DigniSpace: Now and Beyond

Putting dignity into operation using PANEL Principles of Human Rights.

Dignispace is the culmination of 10 years of interdisciplinary collaboration between nurse educators, human rights law, educational technology, pedagogy, instructional design and experts in co-production. The collaboration began in 2013 through a shared interest in the concept of dignity. 

It’s recognised that the context in which care professionals are being asked to deliver care is changing.  There has been a shift from a paternalist to a collaborative, or co-produced model, in which professionals, patients and families form more reciprocal relationships.  It is nurses who are often at the centre of these relationships, charged with ensuring a dignified experience for all involved in the delivery of care. This project explores whether the shifting landscape of health care delivery, with its increased emphasis on participation and empowerment, impacted upon nursing students’ understandings of dignity practice. 

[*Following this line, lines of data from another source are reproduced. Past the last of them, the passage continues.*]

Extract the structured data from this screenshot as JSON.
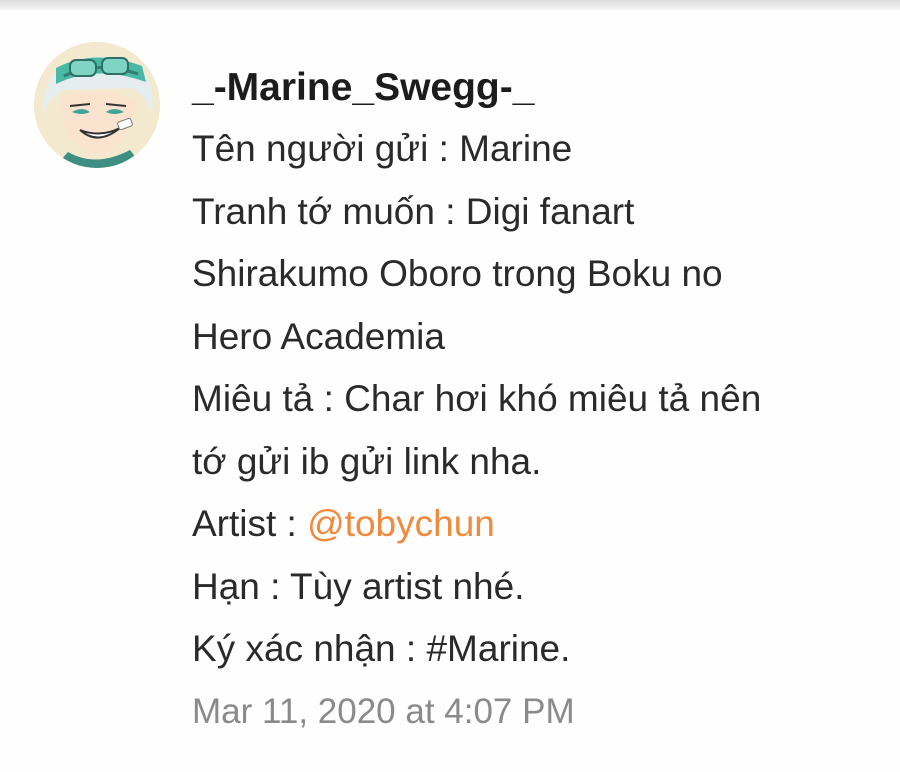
{
  "comment": {
    "username": "_-Marine_Swegg-_",
    "lines": [
      "Tên người gửi : Marine",
      "Tranh tớ muốn : Digi fanart",
      "Shirakumo Oboro trong Boku no",
      "Hero Academia",
      "Miêu tả : Char hơi khó miêu tả nên",
      "tớ gửi ib gửi link nha."
    ],
    "artist_prefix": "Artist : ",
    "artist_mention": "@tobychun",
    "deadline": "Hạn : Tùy artist nhé.",
    "confirm": "Ký xác nhận : #Marine.",
    "timestamp": "Mar 11, 2020 at 4:07 PM"
  },
  "colors": {
    "mention": "#f08a3c",
    "timestamp": "#8a8a8a",
    "text": "#2a2a2a"
  }
}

Dignispace is an innovative digital resource underpinned by the PANEL principles (Participation, Accountability, Non-Discrimination, Empowerment and Legality) and co-produced with students through interdisciplinary engagement as an output from the Dignity Engagement Space for Nurse Education using Human Rights based Approach (DESNEHRA) project funded by the Sir Halley Stewart Trust (2018 to 2024). Dignispace is the first digital resource that aims to help students / practitioners understand, interrogate and deliver dignity in care informed by a human rights framework. It aims to help health and social care professionals to confidently promote and advocate dignity in practice.  

Research-informed and co-produced open educational resources that facilitate learner-centred, meaningful and reflective learning with flexibility in health and social care are increasingly becoming the norm especially post pandemic. Dignity education that helps understand dignity as a fundamental human right has global relevance to empower practitioners working in any people facing roles even beyond health and social care contexts. 

Given this context, this project aims to further develop Dignispace as a MOOC (Massive Open Online Course) to enhance sustainability and ongoing updates to the resource with technical support and expertise longer term; wider reach and impact both within and outside the UK; seamless data generation and relevant metrics to inform evaluation and feedback. 

Funded by the Sir Halley Stewart Trust. The Sir Halley Stewart Trust supports innovative and pioneering Social, Medical and Religious projects, to enable human flourishing and to prevent suffering.